A company’s market capitalization is crucial for investors to estimate its potential and inherent risks. Mid-cap companies have evolved from small-cap and have the potential to become large-cap. Midcap stocks are riskier than large caps or small caps but provide larger returns. They also have less competition when it comes to purchasing discounted shares.
Mid-cap firms with good financials, such as a low debt-to-equity ratio, high earnings growth, and stable cash flow, are considered fundamentally robust.
Here are the 3 mid-Cap stocks that lowered their debt in 3 years
Astral Ltd
The company is one of the leading manufacturers of pro-India plumbing and drainage systems in the country such as plastic pipes, and adhesives products.
The company’s debt has reduced consistently at a rate of 54.3% from ₹ 191 Crores in FY20 to ₹ 87.1 Crores in FY23. In fact, its net profit grew at a CAGR of 13.55 % from ₹ 250 crores in FY20 to ₹ 472 Crores in FY23.
In the past five years, the company’s share price also increased from ₹ 419 to ₹ 1,685.30 giving multibagger returns of 301.70%. With a market capitalization of ₹ 45,295 crores, Astral is a mid-cap company. It has a return on equity of 16.84 % and a debt-to-equity ratio stood at 0.03 as of FY23. It is a high-growth stock and its shares were trading at a price-to-earnings ratio of 101, which is higher than the industry average of 29.4.
Dalmia Bharat Ltd
Dalmia Bharat is engaged in the business of manufacturing and selling cement. The company was started in 1939 and is the 4th largest cement manufacturer by installed capacity in India.
The company’s debt has reduced consistently at a rate of 36.2% from ₹6,049 Crores in FY20 to ₹3,855 Crores in FY23. In fact, its net profit grew at an impressive CAGR of 35.30 % from ₹ 238 crores in FY20 to ₹ 1,079 Crores in FY23.
In the past five years, the company’s share price also increased from ₹ 995.50 to ₹ 2,069.00, giving multi bagger returns of 107.85%. With a market capitalization of ₹ 38,792 crores, Dalmia Bharat is a mid-cap company. It has a return on equity of 6.62 % and a debt-to-equity ratio stood at 0.24 as of FY23. and its shares were trading at a price-to-earnings ratio of 33.6, which is higher than the industry average of 23.6.

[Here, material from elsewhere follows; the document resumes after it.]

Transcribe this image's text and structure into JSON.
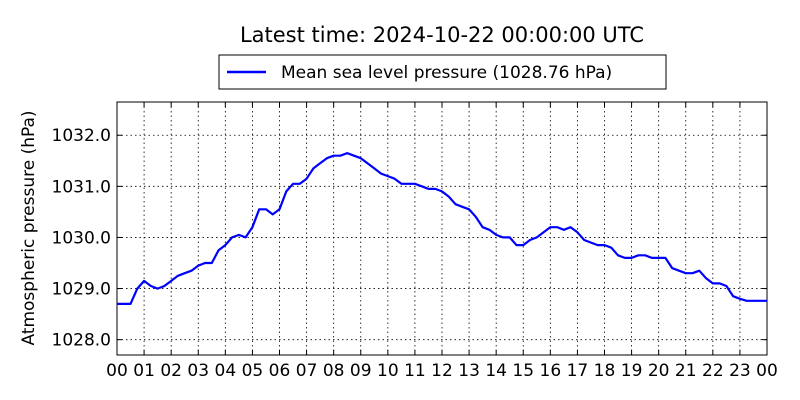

Colgate-Palmolive (India) Ltd
Colgate-Palmolive India Ltd is engaged in the manufacturing/ trading of toothpaste, toothpowder, toothbrush, mouthwash, and personal care products. and it is the largest oral care company in India.
The company’s debt has reduced consistently at a rate of 32% from ₹ 101.50 Crores in FY20 to ₹ 68.96 Crores in FY23. In fact, its net profit grew at a CAGR of 5.11 % from ₹ 816 crores in FY20 to ₹ 1,047 Crores in FY23.
In the past five years, the company’s share price also increased from ₹ 1,222 to ₹ 1,634 giving a return of 33.8%. With a market capitalization of ₹ 44,503 crores, Colgate Palmolive is a mid-cap company. It has a return on equity of 61% and has zero debt-to-equity ratio as of FY23. The company has more than 50% market share in the toothpaste category and its shares were trading at a price-to-earnings ratio of 42.2, which is lower than the industry average of 56.9.